Wutthipong, who once claimed to be planning violent resistance to a military coup, denied owning any of the weapons or holding any such intentions in the Monday interview. He also said the residence did not belong to him.

He said only the state was capable of owning such a large quantity of heavy arms.

 

Extradition Discounted

Asked if the government where he is living in exile would extradite him in light of the weapons charges, Wutthipong said he thought it unlikely.

“I fled Thailand three years ago, how can I stash weapons in a house that has been under watch? I think the international community can differentiate and conclude that the military and police are retards.” he said.

He sent a mixed message on their potential usefulness, however.

“If I had those many arms, changing the country wouldn’t take this long. … I have no desire to amass those crazy weapons … we will bring about change peacefully,” he said.
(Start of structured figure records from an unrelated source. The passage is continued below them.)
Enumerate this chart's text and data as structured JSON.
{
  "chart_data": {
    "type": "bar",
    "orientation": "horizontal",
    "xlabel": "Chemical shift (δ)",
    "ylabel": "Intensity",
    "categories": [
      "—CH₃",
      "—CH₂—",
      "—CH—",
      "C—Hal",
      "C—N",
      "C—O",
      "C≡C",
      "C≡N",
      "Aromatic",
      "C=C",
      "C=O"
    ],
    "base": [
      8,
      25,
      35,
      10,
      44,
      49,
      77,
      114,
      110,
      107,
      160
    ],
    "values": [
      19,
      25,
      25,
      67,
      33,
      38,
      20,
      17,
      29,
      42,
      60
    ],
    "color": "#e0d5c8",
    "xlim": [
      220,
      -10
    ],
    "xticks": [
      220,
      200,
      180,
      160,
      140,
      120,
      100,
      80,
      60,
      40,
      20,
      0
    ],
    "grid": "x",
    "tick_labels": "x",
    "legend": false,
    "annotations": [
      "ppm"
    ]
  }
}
Deputy junta leader Gen. Prawit Wongsuwan said Monday the government is trying to coordinate with Vientiane to extradite Wutthipong.

“We have been following this group for a long time, and people who do not want to see violence notified us,” Prawit said. “This led to matching intelligence.”

Security forces on Sunday raided a container yard in Samut Prakan province said to be part of the group’s weapons caches and plans for revolt. It turned up nothing, but nine people accused of being linked to Wutthipong were taken into custody during the weekend.

Wutthipong denied that his host nation’s government is protecting him, saying he is only being aided by a friend who was born there.

“We move around all the time,” Wutthipong said. “We don’t announce where we are.”

The one-time incendiary radio demagogue said he’s not sought recognition as an exile or sought political asylum.

“Nobody can protect me. … We live according to whatever means we have. But if we don’t rise up and fight, who will?

He also said he relied on donations from supporters and catches freshwater fish to get by.

“It’s very inconvenient. I can’t book a hotel. I have to ask locals to buy stuff at convenience stores or buy pre-paid phone cards,” Wutthipong said.